Kepala Divisi Penyelesaian Transaksi dan Administrasi Layanan KSEI, Dharma Setyadi menambahkan sesuai ketentuan yang dimaksud dengan transaksi surat berharga memang termasuk ekuitas, obligasi/SBN dan Reksadana. "Namun saat ini informasi yang kami ketahui masih ada usulan kepada Direktorat Jenderal Pajak untuk pengecualian ataupun adanya pembatasan minimal transaksi pembelian/penjualan unit penyertaan reksadana, namun kami masih menunggu keputusan lebih lanjut," ungkapnya ketika dikonfirmasi kepada Bareksa akhir pekan lalu.

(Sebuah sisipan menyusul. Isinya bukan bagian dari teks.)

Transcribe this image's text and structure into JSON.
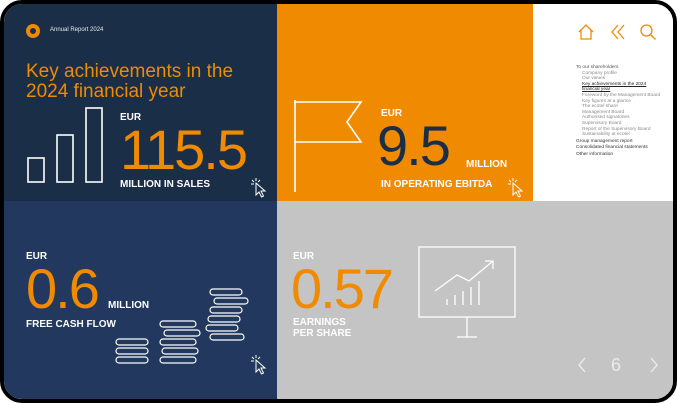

Prihatmo Hari Mulyanto, Ketua Presidium Dewan Asosiasi Pelaku Reksa Dana dan Investasi Indonesia (APRDI) mengatakan asoasiasi sudah menyampaikan masukkan kepada Direktorat Jenderal Pajak (DJP) secara langsung dan melalui Otoritas Jasa Keuangan (OJK) mengenai bea meterai Rp10.000 dikenakan atas trade confirmation atau TC sebagai dokumen atas transaksi surat berharga khususnya pada reksadana.

"Semua sudah kami sampaikan ke DJP baik secara langsung maupun melalui OJK. Semoga segera mendapat pencerahan," kata Prihatmo kepada Bareksa, Senin (21/12/2020).

Prihatmo menyampaikan reksadana adalah instrumen untuk investor pemula di pasar modal dan nilai investasinya relatif kecil, mulai Rp100.000 bahkan ada yang kurang. "Namun ini efektif buat pendalaman pasar keuangan terutama pasar modal. Terbukti jumlah investor reksadana naik cepat sekali lebih dari 2,5 juta investor," jelasnya.

Ia melanjutkan sebagian besar investor reksadana melalui platform e commerce dan didominasi oleh kalangan muda. "Sebaiknya upaya pendalaman pasar ini didukung oleh seluruh stakeholder, termasuk dengan kebijakan-kebijakan yang pro pasar," sambungnya.

***

Ingin berinvestasi aman di reksadana yang diawasi OJK?
- Daftar jadi nasabah, klik tautan ini
- Beli reksadana, klik tautan ini
- Pilih reksadana, klik tautan ini
- Belajar reksadana, klik untuk gabung di Komunitas Bareksa. GRATIS

​DISCLAIMER​
Semua data kinerja investasi yang tertera di dalam artikel ini adalah kinerja masa lalu dan tidak menjamin kinerja di masa mendatang. Investor wajib membaca dan memahami prospektus dan fund fact sheet dalam berinvestasi reksadana.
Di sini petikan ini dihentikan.